When Nemerov just pulls out his art history chops and talks about a piece of art in its historical context, and its structure, design, impact, I liked this book quite a lot. I had a magnificent art history class my senior year of high school, and honestly thought that was what I was going to do with the rest of my academic career and possibly with my life. The art history department at my college turned out to have needed more people like my high school art history teacher, desperately, and back to the inevitable English major I went. But I still love the subject and its vocabulary.
Nemerov also occasionally describes something as "testicular"seemingly just for the sake of using the word. In no case did I think that what he was describing was actually testicular. One passage, about women on battlefields collecting bullets, which I kid you not included the phrase "goddesses of sterility gathering the balls of dead men, nuts of a landscape serried with earthworks", made me shriek with laughter while the faces of all the theory boys I've known flashed before my eyes.

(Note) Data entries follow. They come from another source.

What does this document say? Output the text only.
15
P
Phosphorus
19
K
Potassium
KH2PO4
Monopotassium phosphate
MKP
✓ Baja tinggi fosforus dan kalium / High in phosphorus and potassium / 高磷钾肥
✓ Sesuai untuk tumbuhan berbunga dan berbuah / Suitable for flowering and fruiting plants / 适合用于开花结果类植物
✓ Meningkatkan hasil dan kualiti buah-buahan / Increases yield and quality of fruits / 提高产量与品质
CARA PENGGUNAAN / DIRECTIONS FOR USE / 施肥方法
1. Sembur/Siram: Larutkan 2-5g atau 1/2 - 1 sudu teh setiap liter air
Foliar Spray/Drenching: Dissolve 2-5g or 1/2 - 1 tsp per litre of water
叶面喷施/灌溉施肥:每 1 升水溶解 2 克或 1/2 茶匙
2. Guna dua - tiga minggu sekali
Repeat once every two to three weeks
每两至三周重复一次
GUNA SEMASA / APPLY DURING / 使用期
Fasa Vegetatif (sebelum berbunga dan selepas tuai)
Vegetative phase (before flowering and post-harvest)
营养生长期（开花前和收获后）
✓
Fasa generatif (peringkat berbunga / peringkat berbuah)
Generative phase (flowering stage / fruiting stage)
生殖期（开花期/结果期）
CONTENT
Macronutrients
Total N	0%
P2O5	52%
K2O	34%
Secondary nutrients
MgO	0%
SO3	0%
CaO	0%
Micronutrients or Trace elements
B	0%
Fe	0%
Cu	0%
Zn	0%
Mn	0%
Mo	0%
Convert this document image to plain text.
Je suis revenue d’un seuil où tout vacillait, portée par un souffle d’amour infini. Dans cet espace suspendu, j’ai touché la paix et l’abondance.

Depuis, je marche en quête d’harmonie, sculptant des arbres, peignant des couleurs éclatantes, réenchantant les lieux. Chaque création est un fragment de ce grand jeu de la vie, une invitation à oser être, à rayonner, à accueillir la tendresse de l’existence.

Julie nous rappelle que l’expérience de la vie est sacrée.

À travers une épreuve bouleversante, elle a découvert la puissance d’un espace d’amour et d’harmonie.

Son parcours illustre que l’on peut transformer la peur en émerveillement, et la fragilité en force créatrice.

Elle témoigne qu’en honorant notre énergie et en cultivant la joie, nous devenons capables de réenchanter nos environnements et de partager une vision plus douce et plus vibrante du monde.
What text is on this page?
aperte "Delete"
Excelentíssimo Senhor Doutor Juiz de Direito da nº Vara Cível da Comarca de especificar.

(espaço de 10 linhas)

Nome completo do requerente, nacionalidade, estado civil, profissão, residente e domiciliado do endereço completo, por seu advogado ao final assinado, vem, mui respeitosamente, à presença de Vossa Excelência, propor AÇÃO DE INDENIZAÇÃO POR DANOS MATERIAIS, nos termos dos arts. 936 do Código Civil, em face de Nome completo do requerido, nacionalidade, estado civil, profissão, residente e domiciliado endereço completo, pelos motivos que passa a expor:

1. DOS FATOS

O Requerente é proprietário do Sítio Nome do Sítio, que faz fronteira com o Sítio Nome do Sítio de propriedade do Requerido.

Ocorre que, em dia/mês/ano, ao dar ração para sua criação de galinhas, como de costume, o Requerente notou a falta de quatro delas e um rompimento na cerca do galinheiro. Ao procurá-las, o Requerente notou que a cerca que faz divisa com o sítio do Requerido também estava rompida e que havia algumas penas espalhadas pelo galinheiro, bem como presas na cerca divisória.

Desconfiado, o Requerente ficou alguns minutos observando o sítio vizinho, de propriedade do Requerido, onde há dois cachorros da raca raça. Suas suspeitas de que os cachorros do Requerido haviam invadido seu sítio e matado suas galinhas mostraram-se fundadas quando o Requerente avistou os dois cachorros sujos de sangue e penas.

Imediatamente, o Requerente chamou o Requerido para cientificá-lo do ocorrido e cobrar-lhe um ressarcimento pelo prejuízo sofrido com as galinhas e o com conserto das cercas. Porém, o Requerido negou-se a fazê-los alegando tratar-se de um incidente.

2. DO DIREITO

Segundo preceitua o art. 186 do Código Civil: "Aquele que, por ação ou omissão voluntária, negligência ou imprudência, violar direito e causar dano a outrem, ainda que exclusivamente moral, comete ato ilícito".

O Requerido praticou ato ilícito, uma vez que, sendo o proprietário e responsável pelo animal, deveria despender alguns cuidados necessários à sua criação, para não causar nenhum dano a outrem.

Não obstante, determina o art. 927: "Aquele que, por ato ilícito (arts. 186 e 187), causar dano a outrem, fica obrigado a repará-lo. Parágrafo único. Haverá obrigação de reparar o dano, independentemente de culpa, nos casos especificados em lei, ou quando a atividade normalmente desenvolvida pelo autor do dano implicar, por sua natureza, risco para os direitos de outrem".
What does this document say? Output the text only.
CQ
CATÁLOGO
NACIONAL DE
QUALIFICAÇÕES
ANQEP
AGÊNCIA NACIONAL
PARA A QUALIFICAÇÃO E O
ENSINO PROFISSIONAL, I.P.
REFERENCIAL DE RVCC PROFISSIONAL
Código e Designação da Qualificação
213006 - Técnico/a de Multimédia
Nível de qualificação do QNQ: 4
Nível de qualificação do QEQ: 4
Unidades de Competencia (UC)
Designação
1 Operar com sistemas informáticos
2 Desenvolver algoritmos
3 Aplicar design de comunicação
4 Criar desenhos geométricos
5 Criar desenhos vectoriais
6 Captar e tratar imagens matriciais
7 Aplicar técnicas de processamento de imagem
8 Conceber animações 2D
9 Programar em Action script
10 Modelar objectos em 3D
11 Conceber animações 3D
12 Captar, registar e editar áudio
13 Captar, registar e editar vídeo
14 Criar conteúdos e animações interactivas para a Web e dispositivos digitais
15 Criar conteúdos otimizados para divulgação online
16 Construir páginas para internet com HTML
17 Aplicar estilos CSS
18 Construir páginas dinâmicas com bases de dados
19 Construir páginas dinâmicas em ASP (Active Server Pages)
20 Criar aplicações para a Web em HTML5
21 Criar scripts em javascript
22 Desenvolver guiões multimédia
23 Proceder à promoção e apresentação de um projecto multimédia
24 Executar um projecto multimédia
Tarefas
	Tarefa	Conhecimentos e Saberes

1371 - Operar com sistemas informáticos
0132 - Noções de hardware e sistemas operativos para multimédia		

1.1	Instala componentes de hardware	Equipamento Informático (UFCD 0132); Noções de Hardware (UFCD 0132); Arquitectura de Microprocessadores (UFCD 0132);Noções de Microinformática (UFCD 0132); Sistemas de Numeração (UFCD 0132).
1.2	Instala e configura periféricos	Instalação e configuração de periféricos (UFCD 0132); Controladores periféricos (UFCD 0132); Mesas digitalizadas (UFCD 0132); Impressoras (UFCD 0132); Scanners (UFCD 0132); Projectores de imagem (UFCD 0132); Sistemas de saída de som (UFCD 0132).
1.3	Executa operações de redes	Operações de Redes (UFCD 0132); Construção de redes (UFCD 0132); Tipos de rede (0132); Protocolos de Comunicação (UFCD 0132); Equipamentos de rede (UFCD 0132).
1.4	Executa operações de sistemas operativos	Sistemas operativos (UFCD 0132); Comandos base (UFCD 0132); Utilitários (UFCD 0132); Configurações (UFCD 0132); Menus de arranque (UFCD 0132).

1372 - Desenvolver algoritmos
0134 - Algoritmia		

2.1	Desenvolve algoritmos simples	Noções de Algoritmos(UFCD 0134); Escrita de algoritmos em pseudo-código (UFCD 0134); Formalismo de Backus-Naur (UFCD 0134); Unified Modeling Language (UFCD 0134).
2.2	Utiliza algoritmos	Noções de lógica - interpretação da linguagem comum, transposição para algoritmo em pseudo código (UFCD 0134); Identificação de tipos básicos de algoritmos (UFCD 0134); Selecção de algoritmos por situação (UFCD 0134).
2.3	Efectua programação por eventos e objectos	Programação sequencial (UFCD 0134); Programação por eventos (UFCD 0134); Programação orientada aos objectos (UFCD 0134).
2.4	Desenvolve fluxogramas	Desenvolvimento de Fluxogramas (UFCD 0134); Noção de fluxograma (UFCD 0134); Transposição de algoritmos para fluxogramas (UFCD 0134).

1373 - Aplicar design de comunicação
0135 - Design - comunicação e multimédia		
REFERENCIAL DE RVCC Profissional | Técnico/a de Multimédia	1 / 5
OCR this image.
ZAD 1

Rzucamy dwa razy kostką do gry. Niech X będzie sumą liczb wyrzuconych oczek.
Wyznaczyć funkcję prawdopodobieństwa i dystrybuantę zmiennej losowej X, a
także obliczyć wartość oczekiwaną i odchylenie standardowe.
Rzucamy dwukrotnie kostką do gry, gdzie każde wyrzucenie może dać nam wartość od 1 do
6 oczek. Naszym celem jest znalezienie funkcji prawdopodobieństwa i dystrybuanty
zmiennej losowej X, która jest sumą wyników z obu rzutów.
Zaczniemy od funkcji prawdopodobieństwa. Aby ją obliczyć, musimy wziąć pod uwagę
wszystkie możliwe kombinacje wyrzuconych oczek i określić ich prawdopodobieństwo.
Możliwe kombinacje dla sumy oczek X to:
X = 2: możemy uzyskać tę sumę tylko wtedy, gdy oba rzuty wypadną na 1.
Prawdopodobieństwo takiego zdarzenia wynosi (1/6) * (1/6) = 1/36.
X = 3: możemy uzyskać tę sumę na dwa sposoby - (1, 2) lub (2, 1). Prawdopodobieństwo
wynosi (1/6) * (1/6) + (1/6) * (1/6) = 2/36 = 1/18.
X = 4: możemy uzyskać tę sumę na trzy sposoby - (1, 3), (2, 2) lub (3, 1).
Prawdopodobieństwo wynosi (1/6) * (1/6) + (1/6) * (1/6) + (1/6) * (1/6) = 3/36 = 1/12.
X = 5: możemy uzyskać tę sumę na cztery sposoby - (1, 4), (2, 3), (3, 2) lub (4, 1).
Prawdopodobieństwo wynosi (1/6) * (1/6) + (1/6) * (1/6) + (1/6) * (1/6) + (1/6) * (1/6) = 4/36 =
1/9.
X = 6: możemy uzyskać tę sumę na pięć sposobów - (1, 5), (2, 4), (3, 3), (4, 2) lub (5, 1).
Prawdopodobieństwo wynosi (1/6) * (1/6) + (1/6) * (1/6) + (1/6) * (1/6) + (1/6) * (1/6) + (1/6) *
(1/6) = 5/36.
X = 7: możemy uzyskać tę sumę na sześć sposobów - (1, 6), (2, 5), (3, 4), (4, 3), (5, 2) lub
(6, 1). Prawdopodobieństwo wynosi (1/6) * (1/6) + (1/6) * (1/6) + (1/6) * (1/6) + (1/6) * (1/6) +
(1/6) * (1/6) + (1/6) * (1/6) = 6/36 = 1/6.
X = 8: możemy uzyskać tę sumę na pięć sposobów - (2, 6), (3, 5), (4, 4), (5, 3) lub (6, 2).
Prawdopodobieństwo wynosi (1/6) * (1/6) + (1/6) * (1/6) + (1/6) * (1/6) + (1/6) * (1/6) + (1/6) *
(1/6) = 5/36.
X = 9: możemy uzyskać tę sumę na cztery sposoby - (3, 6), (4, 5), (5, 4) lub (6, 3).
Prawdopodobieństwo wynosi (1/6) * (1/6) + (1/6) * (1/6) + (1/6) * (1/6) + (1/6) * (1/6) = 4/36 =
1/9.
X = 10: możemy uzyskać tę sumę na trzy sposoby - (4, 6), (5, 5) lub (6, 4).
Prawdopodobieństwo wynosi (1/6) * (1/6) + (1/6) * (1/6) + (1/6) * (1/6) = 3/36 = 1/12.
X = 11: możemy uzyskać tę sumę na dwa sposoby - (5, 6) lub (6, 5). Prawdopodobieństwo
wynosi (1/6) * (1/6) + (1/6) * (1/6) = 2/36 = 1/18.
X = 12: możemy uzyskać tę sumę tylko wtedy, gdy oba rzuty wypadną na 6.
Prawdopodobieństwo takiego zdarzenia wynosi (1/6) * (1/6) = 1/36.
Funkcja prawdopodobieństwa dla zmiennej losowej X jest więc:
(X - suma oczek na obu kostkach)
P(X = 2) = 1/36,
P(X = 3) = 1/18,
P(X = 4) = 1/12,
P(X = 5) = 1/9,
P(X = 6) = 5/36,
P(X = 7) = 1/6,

Overall, an interesting and very challenging read with some flaws. And I definitely had to turn on parts of my brain which I haven't used in a good long time, and that's never a bad thing.
Next up: The Tiger's Wife, by Téa Obreht, though I'm allowing myself some recuperative re-reading in between.
This makes me think of Garry Wills' Witches and Jesuits, which puts Macbeth in the context of its own Gunpowder-Plot-witch-fearing time, and which I tore through one night in grad school. One of the most readable pieces of criticism I've ever encountered. And when I looked that book up on the interwebs, I found that Wills has also written Lincoln at Gettysburg: The Words that Remade America, which sounds better than the Gettysburg book I am currently reading. Bonus!